Artisan Antonia Panjoj Guarcax
Antonia Panjoj Guarcax is an exceptional woman with an inspiring story. In response to a massacre in the early 1980's, Antonia founded a weaving group in her mountain village in the highlands of Western Guatemala. Antonia's exceptional leadership and values have supported the women in her group for over twenty years. Traditionally, weaving was a cultural activity for indigenous women who wove almost exclusively for their families. However, after many women lost their husbands, brothers, father and uncles in the massacre, selling their weavings became an economic strategy vital to their survival. Antonia works to help her group gain markets for their weavings, aiding in the economic vitality of her community.

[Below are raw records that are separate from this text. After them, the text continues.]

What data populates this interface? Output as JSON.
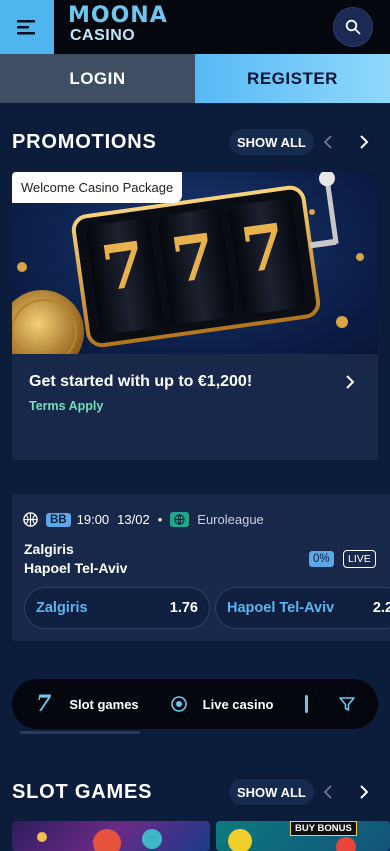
{
  "header": {
    "logo_top": "MOONA",
    "logo_bottom": "CASINO",
    "menu_icon": "hamburger-icon",
    "search_icon": "search-icon"
  },
  "auth": {
    "login_label": "LOGIN",
    "register_label": "REGISTER"
  },
  "promotions": {
    "title": "PROMOTIONS",
    "show_all": "SHOW ALL",
    "card": {
      "chip": "Welcome Casino Package",
      "slot_digits": [
        "7",
        "7",
        "7"
      ],
      "headline": "Get started with up to €1,200!",
      "terms": "Terms Apply"
    }
  },
  "match": {
    "sport_badge": "BB",
    "time": "19:00",
    "date": "13/02",
    "separator": "•",
    "league": "Euroleague",
    "home_team": "Zalgiris",
    "away_team": "Hapoel Tel-Aviv",
    "percent": "0%",
    "live_label": "LIVE",
    "odds": [
      {
        "team": "Zalgiris",
        "price": "1.76"
      },
      {
        "team": "Hapoel Tel-Aviv",
        "price": "2.2"
      }
    ]
  },
  "categories": {
    "slot_count": "7",
    "slot_label": "Slot games",
    "live_label": "Live casino"
  },
  "slot_games": {
    "title": "SLOT GAMES",
    "show_all": "SHOW ALL",
    "thumb_badge": "BUY BONUS"
  },
  "colors": {
    "accent": "#4fb5ef",
    "background": "#0b1d3b",
    "card": "#17284a",
    "terms": "#73e0b8"
  }
}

One of Antonia's most successful initiatives resulted in the building of a community center for her weaving group. In collaboration with a fair trade organization, her group received and paid back a loan for communal land where members plant and harvest corn to sell when yearly supplies dwindle. These funds serve as capital for the group's projects. Later on, the weavers and their families provided labor to build the community center on this communal land.
Antonia's success as a leader and artisan has brought opportunity to her family as well. Antonia's son, Gilberto, is attending medical school at the San Carlos University in Guatemala City and her daughter, Yolanda, is learning leadership skills as an intern with a local organization where she helps facilitate adult education.